En décembre 2017, de l’autre côté de l’océan Atlantique, des femmes issues de plusieurs Premières Nations autochtones du Canada prennent la parole lors de l’ENFADA – l’Enquête Nationale sur les Femmes Autochtones Assassinées et Disparues. Celles parmi ceux qui ont perdu successivement leur langue, leur identité, leur culture, leurs rites, survivantes de plusieurs siècles de domination et d’acculturation, se mobilisent et parlent pour la première fois publiquement des viols perpétrés envers leur peuple depuis des siècles par l’industrie coloniale et les missions évangélistes.
Cette année-là, une audience fait particulièrement de bruit, elle concerne le prêtre belge tant de fois mis en avant par le réalisateur québécois de renom Pierre Perrault.
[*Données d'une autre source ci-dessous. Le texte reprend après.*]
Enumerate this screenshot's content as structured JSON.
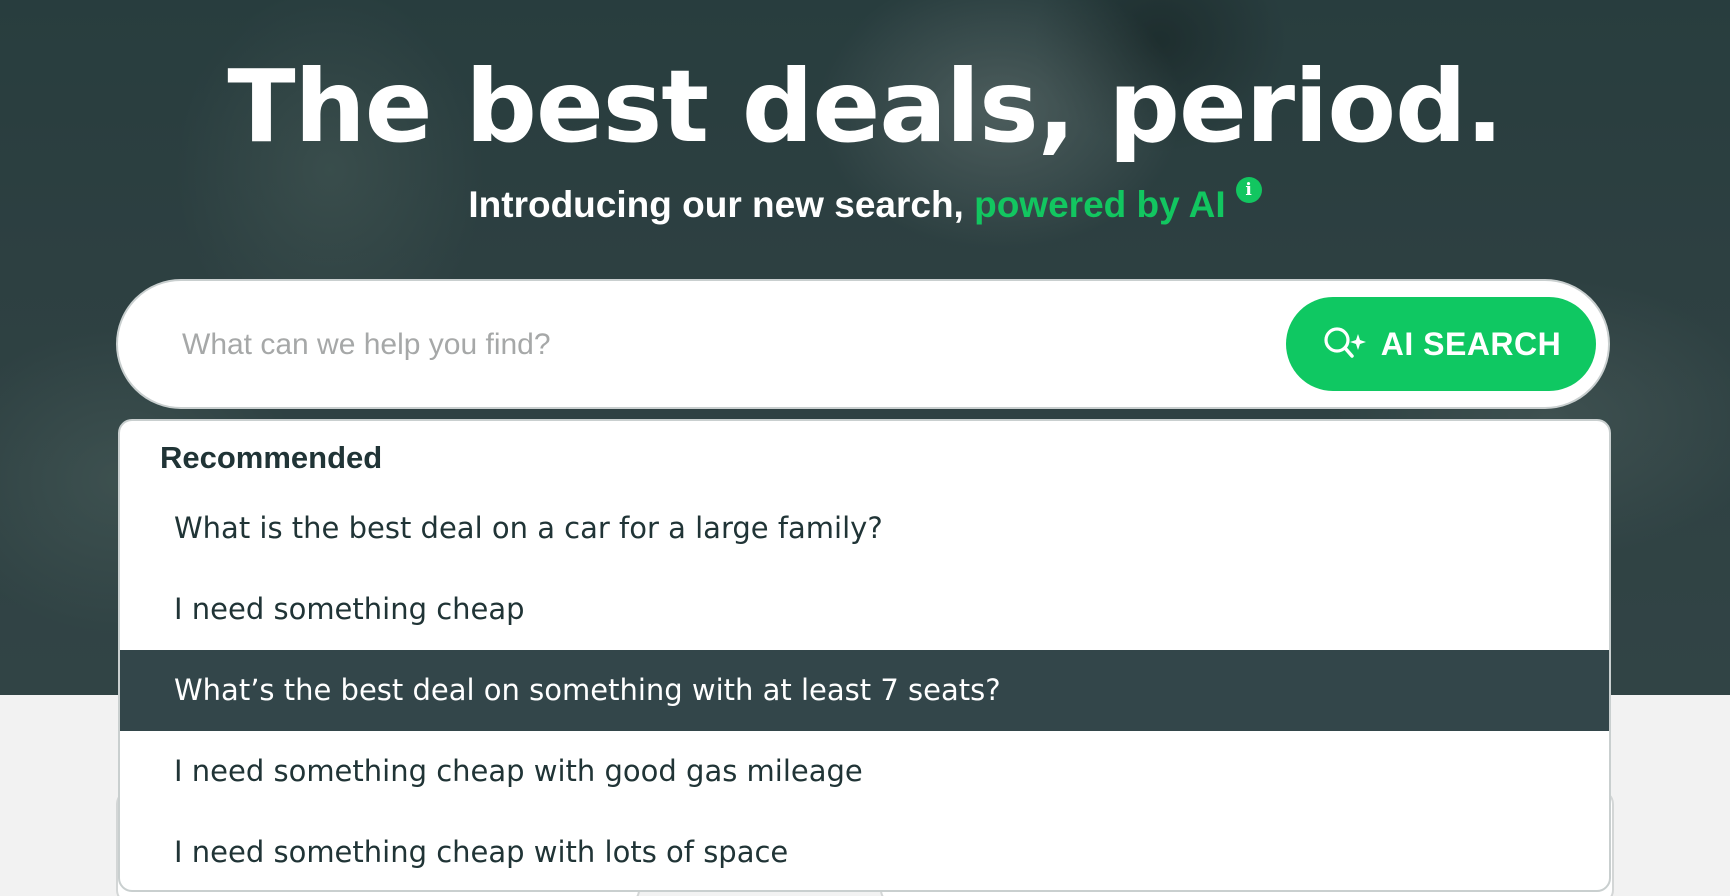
{
  "hero": {
    "headline": "The best deals, period.",
    "subhead_text": "Introducing our new search, ",
    "subhead_accent": "powered by AI",
    "info_icon_glyph": "i"
  },
  "search": {
    "placeholder": "What can we help you find?",
    "value": "",
    "button_label": "AI SEARCH",
    "button_icon": "ai-search-sparkle-icon"
  },
  "dropdown": {
    "heading": "Recommended",
    "suggestions": [
      "What is the best deal on a car for a large family?",
      "I need something cheap",
      "What’s the best deal on something with at least 7 seats?",
      "I need something cheap with good gas mileage",
      "I need something cheap with lots of space"
    ],
    "active_index": 2
  },
  "colors": {
    "accent": "#0fc862",
    "hero_bg": "#37494b",
    "active_row": "#33464a",
    "text_dark": "#203436"
  }
}
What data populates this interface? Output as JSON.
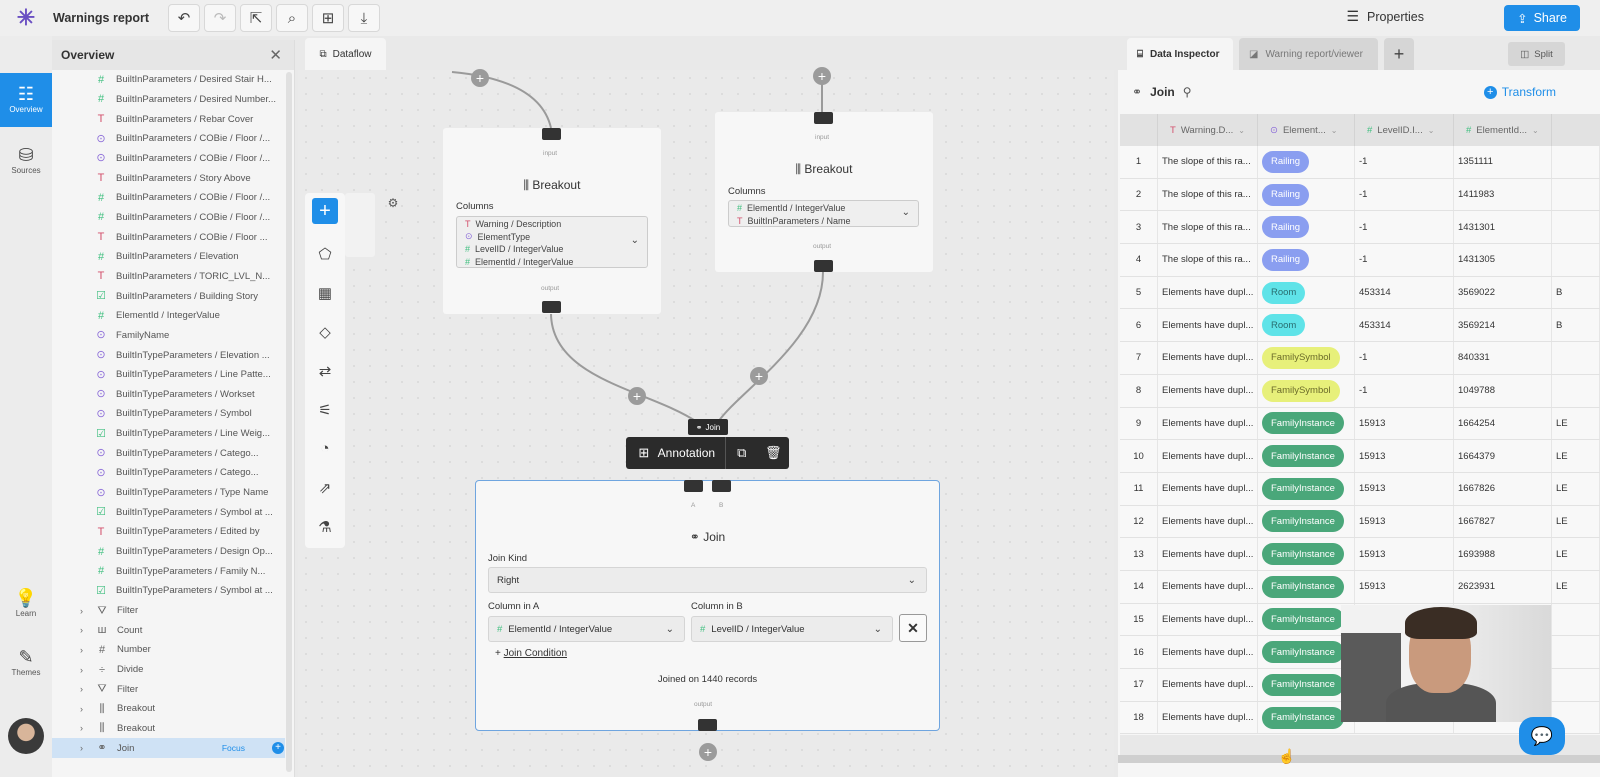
{
  "app": {
    "title": "Warnings report",
    "properties_label": "Properties",
    "share_label": "Share"
  },
  "rail": [
    {
      "label": "Overview",
      "icon": "overview-icon"
    },
    {
      "label": "Sources",
      "icon": "database-icon"
    },
    {
      "label": "Learn",
      "icon": "lightbulb-icon"
    },
    {
      "label": "Themes",
      "icon": "palette-icon"
    }
  ],
  "overview": {
    "title": "Overview",
    "items": [
      {
        "type": "hash",
        "label": "BuiltInParameters / Desired Stair H..."
      },
      {
        "type": "hash",
        "label": "BuiltInParameters / Desired Number..."
      },
      {
        "type": "t",
        "label": "BuiltInParameters / Rebar Cover"
      },
      {
        "type": "circ",
        "label": "BuiltInParameters / COBie / Floor /..."
      },
      {
        "type": "circ",
        "label": "BuiltInParameters / COBie / Floor /..."
      },
      {
        "type": "t",
        "label": "BuiltInParameters / Story Above"
      },
      {
        "type": "hash",
        "label": "BuiltInParameters / COBie / Floor /..."
      },
      {
        "type": "hash",
        "label": "BuiltInParameters / COBie / Floor /..."
      },
      {
        "type": "t",
        "label": "BuiltInParameters / COBie / Floor ..."
      },
      {
        "type": "hash",
        "label": "BuiltInParameters / Elevation"
      },
      {
        "type": "t",
        "label": "BuiltInParameters / TORIC_LVL_N..."
      },
      {
        "type": "chk",
        "label": "BuiltInParameters / Building Story"
      },
      {
        "type": "hash",
        "label": "ElementId / IntegerValue"
      },
      {
        "type": "circ",
        "label": "FamilyName"
      },
      {
        "type": "circ",
        "label": "BuiltInTypeParameters / Elevation ..."
      },
      {
        "type": "circ",
        "label": "BuiltInTypeParameters / Line Patte..."
      },
      {
        "type": "circ",
        "label": "BuiltInTypeParameters / Workset"
      },
      {
        "type": "circ",
        "label": "BuiltInTypeParameters / Symbol"
      },
      {
        "type": "chk",
        "label": "BuiltInTypeParameters / Line Weig..."
      },
      {
        "type": "circ",
        "label": "BuiltInTypeParameters / Catego..."
      },
      {
        "type": "circ",
        "label": "BuiltInTypeParameters / Catego..."
      },
      {
        "type": "circ",
        "label": "BuiltInTypeParameters / Type Name"
      },
      {
        "type": "chk",
        "label": "BuiltInTypeParameters / Symbol at ..."
      },
      {
        "type": "t",
        "label": "BuiltInTypeParameters / Edited by"
      },
      {
        "type": "hash",
        "label": "BuiltInTypeParameters / Design Op..."
      },
      {
        "type": "hash",
        "label": "BuiltInTypeParameters / Family N..."
      },
      {
        "type": "chk",
        "label": "BuiltInTypeParameters / Symbol at ..."
      }
    ],
    "groups": [
      {
        "icon": "filter-icon",
        "glyph": "⛛",
        "label": "Filter"
      },
      {
        "icon": "count-icon",
        "glyph": "ш",
        "label": "Count"
      },
      {
        "icon": "number-icon",
        "glyph": "#",
        "label": "Number"
      },
      {
        "icon": "divide-icon",
        "glyph": "÷",
        "label": "Divide"
      },
      {
        "icon": "filter-icon",
        "glyph": "⛛",
        "label": "Filter"
      },
      {
        "icon": "breakout-icon",
        "glyph": "⫼",
        "label": "Breakout"
      },
      {
        "icon": "breakout-icon",
        "glyph": "⫼",
        "label": "Breakout"
      }
    ],
    "selected": {
      "label": "Join",
      "focus_label": "Focus"
    }
  },
  "dataflow": {
    "tab_label": "Dataflow",
    "breakout1": {
      "title": "Breakout",
      "input_label": "input",
      "output_label": "output",
      "columns_label": "Columns",
      "columns": [
        {
          "type": "t",
          "label": "Warning / Description"
        },
        {
          "type": "circ",
          "label": "ElementType"
        },
        {
          "type": "hash",
          "label": "LevelID / IntegerValue"
        },
        {
          "type": "hash",
          "label": "ElementId / IntegerValue"
        }
      ]
    },
    "breakout2": {
      "title": "Breakout",
      "input_label": "input",
      "output_label": "output",
      "columns_label": "Columns",
      "columns": [
        {
          "type": "hash",
          "label": "ElementId / IntegerValue"
        },
        {
          "type": "t",
          "label": "BuiltInParameters / Name"
        }
      ]
    },
    "annotation": {
      "label": "Annotation",
      "join_tag": "Join"
    },
    "join": {
      "title": "Join",
      "port_a": "A",
      "port_b": "B",
      "output_label": "output",
      "join_kind_label": "Join Kind",
      "join_kind_value": "Right",
      "col_a_label": "Column in A",
      "col_a_value": "ElementId / IntegerValue",
      "col_b_label": "Column in B",
      "col_b_value": "LevelID / IntegerValue",
      "add_condition": "Join Condition",
      "status": "Joined on 1440 records"
    }
  },
  "inspector": {
    "tabs": [
      "Data Inspector",
      "Warning report/viewer"
    ],
    "split_label": "Split",
    "title": "Join",
    "transform_label": "Transform",
    "columns": [
      {
        "icon": "t",
        "label": "Warning.D..."
      },
      {
        "icon": "circ",
        "label": "Element..."
      },
      {
        "icon": "hash",
        "label": "LevelID.I..."
      },
      {
        "icon": "hash",
        "label": "ElementId..."
      }
    ],
    "rows": [
      {
        "n": "1",
        "warning": "The slope of this ra...",
        "type": "Railing",
        "level": "-1",
        "id": "1351111",
        "extra": ""
      },
      {
        "n": "2",
        "warning": "The slope of this ra...",
        "type": "Railing",
        "level": "-1",
        "id": "1411983",
        "extra": ""
      },
      {
        "n": "3",
        "warning": "The slope of this ra...",
        "type": "Railing",
        "level": "-1",
        "id": "1431301",
        "extra": ""
      },
      {
        "n": "4",
        "warning": "The slope of this ra...",
        "type": "Railing",
        "level": "-1",
        "id": "1431305",
        "extra": ""
      },
      {
        "n": "5",
        "warning": "Elements have dupl...",
        "type": "Room",
        "level": "453314",
        "id": "3569022",
        "extra": "B"
      },
      {
        "n": "6",
        "warning": "Elements have dupl...",
        "type": "Room",
        "level": "453314",
        "id": "3569214",
        "extra": "B"
      },
      {
        "n": "7",
        "warning": "Elements have dupl...",
        "type": "FamilySymbol",
        "level": "-1",
        "id": "840331",
        "extra": ""
      },
      {
        "n": "8",
        "warning": "Elements have dupl...",
        "type": "FamilySymbol",
        "level": "-1",
        "id": "1049788",
        "extra": ""
      },
      {
        "n": "9",
        "warning": "Elements have dupl...",
        "type": "FamilyInstance",
        "level": "15913",
        "id": "1664254",
        "extra": "LE"
      },
      {
        "n": "10",
        "warning": "Elements have dupl...",
        "type": "FamilyInstance",
        "level": "15913",
        "id": "1664379",
        "extra": "LE"
      },
      {
        "n": "11",
        "warning": "Elements have dupl...",
        "type": "FamilyInstance",
        "level": "15913",
        "id": "1667826",
        "extra": "LE"
      },
      {
        "n": "12",
        "warning": "Elements have dupl...",
        "type": "FamilyInstance",
        "level": "15913",
        "id": "1667827",
        "extra": "LE"
      },
      {
        "n": "13",
        "warning": "Elements have dupl...",
        "type": "FamilyInstance",
        "level": "15913",
        "id": "1693988",
        "extra": "LE"
      },
      {
        "n": "14",
        "warning": "Elements have dupl...",
        "type": "FamilyInstance",
        "level": "15913",
        "id": "2623931",
        "extra": "LE"
      },
      {
        "n": "15",
        "warning": "Elements have dupl...",
        "type": "FamilyInstance",
        "level": "",
        "id": "",
        "extra": ""
      },
      {
        "n": "16",
        "warning": "Elements have dupl...",
        "type": "FamilyInstance",
        "level": "",
        "id": "",
        "extra": ""
      },
      {
        "n": "17",
        "warning": "Elements have dupl...",
        "type": "FamilyInstance",
        "level": "",
        "id": "",
        "extra": ""
      },
      {
        "n": "18",
        "warning": "Elements have dupl...",
        "type": "FamilyInstance",
        "level": "",
        "id": "",
        "extra": ""
      }
    ],
    "chip_colors": {
      "Railing": "#8a9ef0",
      "Room": "#5fe3e8",
      "FamilySymbol": "#e7f07a",
      "FamilyInstance": "#4aa77a"
    },
    "chip_text_colors": {
      "Railing": "#ffffff",
      "Room": "#2a6e70",
      "FamilySymbol": "#6b6b2a",
      "FamilyInstance": "#ffffff"
    }
  },
  "colors": {
    "accent": "#1f8ee8",
    "brand": "#6a4fc2",
    "hash": "#3fbf7f",
    "text_type": "#d24f6b",
    "enum_type": "#8b6bd8"
  }
}
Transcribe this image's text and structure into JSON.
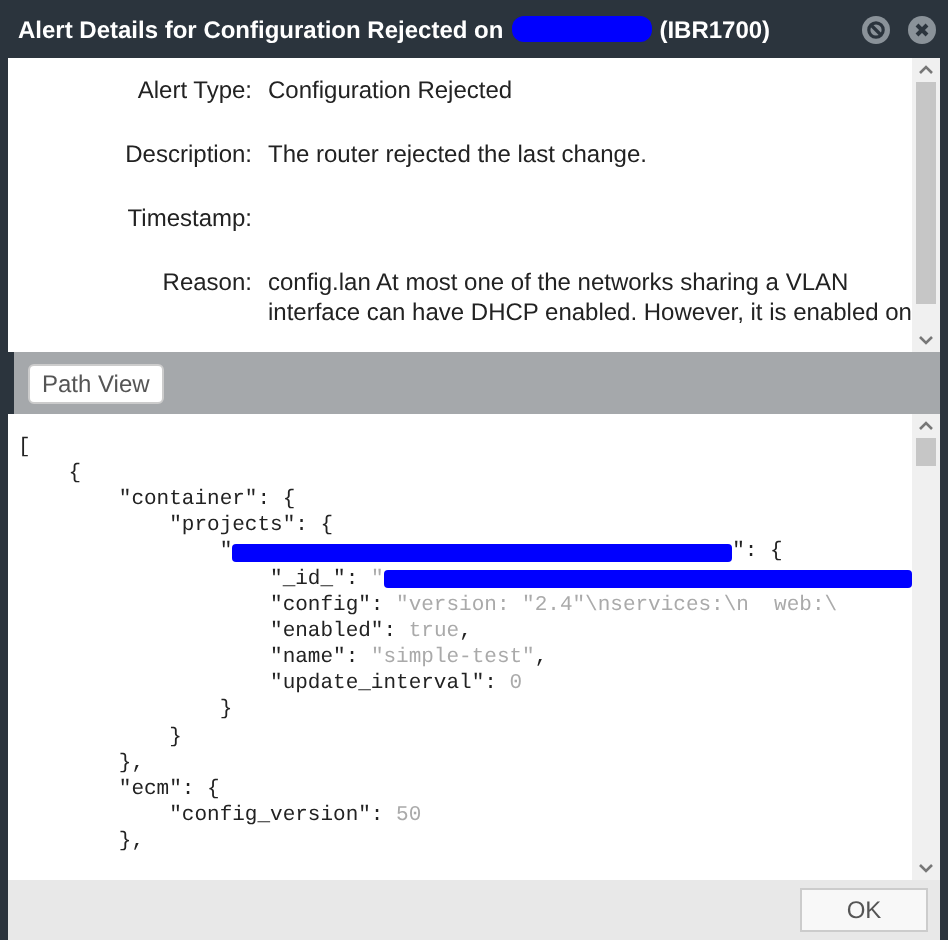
{
  "window": {
    "title_start": "Alert Details for Configuration Rejected on",
    "title_end": "(IBR1700)"
  },
  "details": [
    {
      "label": "Alert Type:",
      "value": "Configuration Rejected"
    },
    {
      "label": "Description:",
      "value": "The router rejected the last change."
    },
    {
      "label": "Timestamp:"
    },
    {
      "label": "Reason:",
      "value": "config.lan At most one of the networks sharing a VLAN\ninterface can have DHCP enabled. However, it is enabled on"
    }
  ],
  "path_view_button": "Path View",
  "code_lines": [
    [
      {
        "kind": "syntax",
        "text": "["
      }
    ],
    [
      {
        "kind": "syntax",
        "text": "    {"
      }
    ],
    [
      {
        "kind": "syntax",
        "text": "        \"container\": {"
      }
    ],
    [
      {
        "kind": "syntax",
        "text": "            \"projects\": {"
      }
    ],
    [
      {
        "kind": "syntax",
        "text": "                \""
      },
      {
        "kind": "redaction"
      },
      {
        "kind": "syntax",
        "text": "\": {"
      }
    ],
    [
      {
        "kind": "syntax",
        "text": "                    \"_id_\": "
      },
      {
        "kind": "value",
        "text": "\""
      },
      {
        "kind": "redaction"
      }
    ],
    [
      {
        "kind": "syntax",
        "text": "                    \"config\": "
      },
      {
        "kind": "value",
        "text": "\"version: \"2.4\"\\nservices:\\n  web:\\"
      }
    ],
    [
      {
        "kind": "syntax",
        "text": "                    \"enabled\": "
      },
      {
        "kind": "value",
        "text": "true"
      },
      {
        "kind": "syntax",
        "text": ","
      }
    ],
    [
      {
        "kind": "syntax",
        "text": "                    \"name\": "
      },
      {
        "kind": "value",
        "text": "\"simple-test\""
      },
      {
        "kind": "syntax",
        "text": ","
      }
    ],
    [
      {
        "kind": "syntax",
        "text": "                    \"update_interval\": "
      },
      {
        "kind": "value",
        "text": "0"
      }
    ],
    [
      {
        "kind": "syntax",
        "text": "                }"
      }
    ],
    [
      {
        "kind": "syntax",
        "text": "            }"
      }
    ],
    [
      {
        "kind": "syntax",
        "text": "        },"
      }
    ],
    [
      {
        "kind": "syntax",
        "text": "        \"ecm\": {"
      }
    ],
    [
      {
        "kind": "syntax",
        "text": "            \"config_version\": "
      },
      {
        "kind": "value",
        "text": "50"
      }
    ],
    [
      {
        "kind": "syntax",
        "text": "        },"
      }
    ]
  ],
  "ok_button": "OK"
}
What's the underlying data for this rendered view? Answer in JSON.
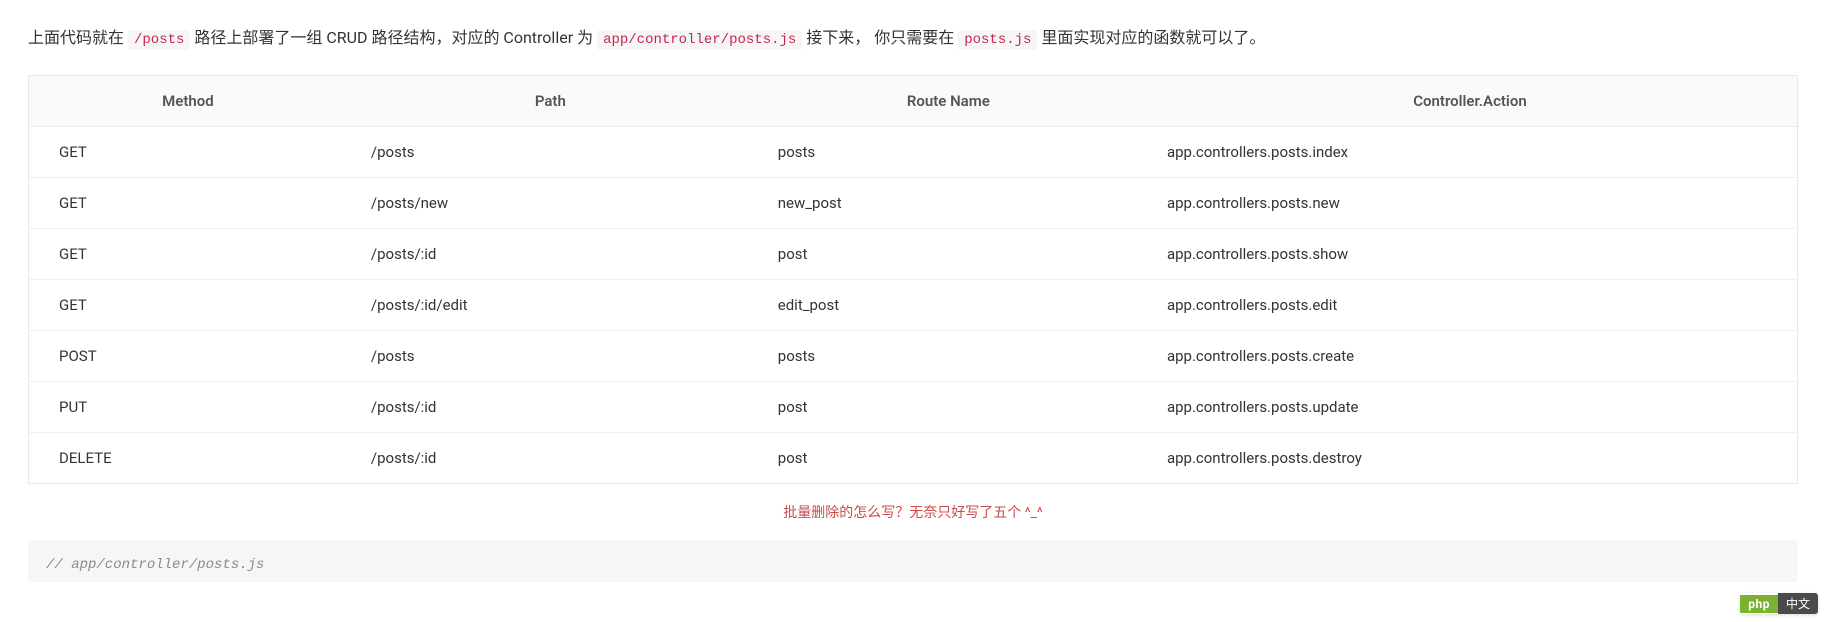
{
  "intro": {
    "part1": "上面代码就在 ",
    "code1": "/posts",
    "part2": " 路径上部署了一组 CRUD 路径结构，对应的 Controller 为 ",
    "code2": "app/controller/posts.js",
    "part3": " 接下来， 你只需要在 ",
    "code3": "posts.js",
    "part4": " 里面实现对应的函数就可以了。"
  },
  "table": {
    "headers": {
      "method": "Method",
      "path": "Path",
      "route_name": "Route Name",
      "controller_action": "Controller.Action"
    },
    "rows": [
      {
        "method": "GET",
        "path": "/posts",
        "route_name": "posts",
        "action": "app.controllers.posts.index"
      },
      {
        "method": "GET",
        "path": "/posts/new",
        "route_name": "new_post",
        "action": "app.controllers.posts.new"
      },
      {
        "method": "GET",
        "path": "/posts/:id",
        "route_name": "post",
        "action": "app.controllers.posts.show"
      },
      {
        "method": "GET",
        "path": "/posts/:id/edit",
        "route_name": "edit_post",
        "action": "app.controllers.posts.edit"
      },
      {
        "method": "POST",
        "path": "/posts",
        "route_name": "posts",
        "action": "app.controllers.posts.create"
      },
      {
        "method": "PUT",
        "path": "/posts/:id",
        "route_name": "post",
        "action": "app.controllers.posts.update"
      },
      {
        "method": "DELETE",
        "path": "/posts/:id",
        "route_name": "post",
        "action": "app.controllers.posts.destroy"
      }
    ]
  },
  "note": "批量删除的怎么写？无奈只好写了五个  ^_^",
  "code_block": {
    "line1": "// app/controller/posts.js"
  },
  "badge": {
    "left": "php",
    "right": "中文"
  }
}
Il s’agit d’Alexis Joveneau, le frère de mon grand-père paternel décédé un an avant ma naissance en 1992… 25 ans après sa mort, celui était médiatiquement considéré comme le grand défenseur des amérindiens du Québec, est accusé d’avoir abusé sexuellement, financièrement et psychologiquement des habitant.es des réserves Innue d’Unamen Shipu et Pakuashipi auxquelles il fut affecté en tant que prêtre évangéliste pendant 39 ans.
Que fait-on de ces mythologies familiales et coloniales, religieuses et monstrueuses, qui continuent de faire ombre sur nos corps de femmes et sur le corps de celles et ceux grossièrement appelés sauvages de l’autre côté de l’océan ? De ces paroles trop de fois humiliées dans des politiques d’impunité et d’oubli ? Que fait-on de ces silences que l’on sauvegarde et qui s’enlisent toujours un peu plus loin dans les corps, dans nos intimités, dans nos ADN ? De ces héritages et cycles de répétitions pourris que l’on transmet à nos enfants ?
Gamine, je me suis laissée berner par la légende de l’explorateur de mon grand-oncle Alexis Joveneau. Aujourd’hui, à 30 ans, je ne peux plus faire semblant d’y croire. A cette époque où le mouvement #MeToo rugit aux 4 coins du monde, où la mémoire traumatique des sévices sexuels infligés dans les pensionnats autochtones est en train de resurgir au Canada en même temps que les centaines de corps d’enfants que l’on y déterre, où ma génération déboulonne dans les rues de Bruxelles les statues de Léopold II, je réalise que je suis moi aussi intimement reliée à une lignée de monstres auxquels aucun des miens ne veut s’attaquer… et que le Diable de la Côte-Nord, dont tout le monde se dédouane, n’est que la pointe d’un icerberg énorme, englouti par tant de complicités silencieuses.
Alexis Joveneau a collaboré au génocide culturel des Premières Nations. Ma famille viole les femmes, les enfants. Il faut que ça s’arrête. Descendante héritière de ce clan pédocriminel, j’appartiens à leur histoire. Cette complicité me fait responsable. Responsable de perpétuer le silence ou de rompre la fidélité au clan. C’est la parole des femmes Innues d’Unamen Shipu et Pakuashipi qui initie mon mouvement. Leur résilience me donne le courage d’affronter les questions qui m’étouffent et d’enclencher, en septembre 2022, puis en été 2023, mes deux premiers voyages vers la Basse-Côte-Nord.